I have written often of how both the physiognomy and instincts of humans undermine our efforts to swim well, because we’re terrestrial mammals in an aquatic environment. But it’s possible to develop a new set of instincts – both instincts for working with, not against, water, and for learning itself.
Mike McCloskey posted this on the TI Discussion Forum
I was recently rereading The Inner Game of Tennis by Timothy Gallwey and was stuck by this: “Perhaps a better way to describe the player who is “unconscious” is by saying that his mind is so concentrated, so focused, that it is still. It becomes one with what the body is doing, and the unconscious or automatic functions are working without interference from thoughts. The concentrated mind has no room for thinking how well the body is doing, much less of the how-to’s of the doing. When a player is in this state, there is little to interfere with the full expression of his potential to perform, learn, and enjoy.”
For the mind to be still and concentrated, Gallwey writes that it must be free of judgements about what is “good” or “bad” and just observe what “is”.
Mike goes on to say that he has long “been convinced my kicking sucks” and frustrated by his inability to improve. Influenced by the Inner Game, he tried an experiment with vertical kicking.
If I sink to the bottom of the pool so be it. I decided beforehand not to think about kicking, or how to kick, or how my kick sucks, or what my ankles or toes should do, or how my knee should bend or not bend. Instead I tried not to THINK–just feel and observe.
I noticed my head went under the water a little but resurfaced right away. The life guard was looking at me. My toes pointed towards the bottom of the pool. I wasn’t trying to kick hard or that fast but I was being pushed up.
I could feel the heaviness of the water on the top of my feet. Never felt that before. The water felt kind of thick but not sticky. More like watery mud than glue. My whole leg felt involved with the action from my toes to my hips. It wasn’t really tiring or overloading any one area–just spread out over every lower muscle.
The Optimal State of Consciousness for Practice
The Inner Game of Tennis was the first book I read which left a profound and enduring influence on how I practice and teach swimming. I read it while coaching position at the US Merchant Marine Academy in 1974. I picked it up because I had started playing tennis, as a replacement for swimming in my fitness regime. My interest in tennis only lasted a few weeks. The book has stayed with me for almost four decades.
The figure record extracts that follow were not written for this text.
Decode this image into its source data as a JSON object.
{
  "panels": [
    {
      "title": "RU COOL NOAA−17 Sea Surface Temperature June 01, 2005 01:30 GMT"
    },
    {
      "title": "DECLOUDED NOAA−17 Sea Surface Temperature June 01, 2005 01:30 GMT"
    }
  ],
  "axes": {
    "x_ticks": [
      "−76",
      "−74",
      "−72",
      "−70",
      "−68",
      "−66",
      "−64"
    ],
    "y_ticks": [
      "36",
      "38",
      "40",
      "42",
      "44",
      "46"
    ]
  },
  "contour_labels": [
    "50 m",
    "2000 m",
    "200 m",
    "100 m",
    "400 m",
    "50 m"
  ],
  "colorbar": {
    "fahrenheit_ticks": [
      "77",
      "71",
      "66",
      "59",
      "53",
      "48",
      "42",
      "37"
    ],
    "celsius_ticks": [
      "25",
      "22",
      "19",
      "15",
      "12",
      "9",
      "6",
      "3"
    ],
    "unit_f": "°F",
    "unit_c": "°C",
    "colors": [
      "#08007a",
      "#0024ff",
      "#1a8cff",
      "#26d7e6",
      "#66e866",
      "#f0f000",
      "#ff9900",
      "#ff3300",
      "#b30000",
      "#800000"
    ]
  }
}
Here are the key ideas I drew from Mike’s post
1) Treat anything that happens during practice as information. Learning to swim is more challenging and complicated for adults, than kids, in part because adults tend to compare every experience with a lifetime of other experiences, impressions and ‘rules.’ Kids just do things in the moment and focus purely on that moment’s experience. Kids are also more likely to view swim lessons as a form of play. For adults it’s serious stuff.
Cultivating a curious even-keeled attitude (semi-intentional pun) is essential. As is the ability to view a less-successful attempt, not as a failure, but as a success in identifying, and eliminating, a less effective way of moving. As long as Mike was convinced his kick sucks, his every experience with it confirmed that view. As soon as he decided to simply experience and not judge, he became attuned to useful and encourgaing sensations.
2) Practice moving meditation. The still and concentrated mind Gallwey describes is the antithesis of the “monkey mind” described by Buddhist monks. As I blogged recentlyabout the Superlearning State our normal waking state is of a highly diffuse focus. We need to be alert and ready to respond to a stream of unexpected stimuli, inputs and happenings – when driving for instance.
This is the Beta brainwave state in which our brain cycles at 13-40 hertz (cycles per second). The optimal state for learning is the Alpha or ‘Superlearning’ state at 8 to 12 hertz, in which we’re calm, but keenly alert. This state is resistant to distraction and optimal for targeted focus.
What puts us in this particular state? Moving meditation. That’s why TI practice is based on a series of swimming ‘mantras.’ Focal Points. Stroke Counts. Tempo Trainer Beeps.
In Mike’s case, practicing with an open, non-judging, mind allowed him to access a stream of far more acute kinesthetic cues, strong enough that he could describe them vividly.
This suggests to me that a goal of Focal Point practice should be to experience the kinesthetic part of swimming so strongly that you can describe the sensations produced as vividly as in Mike’s example above. In time, these will develop into instincts that serve us well, rather than undermine us.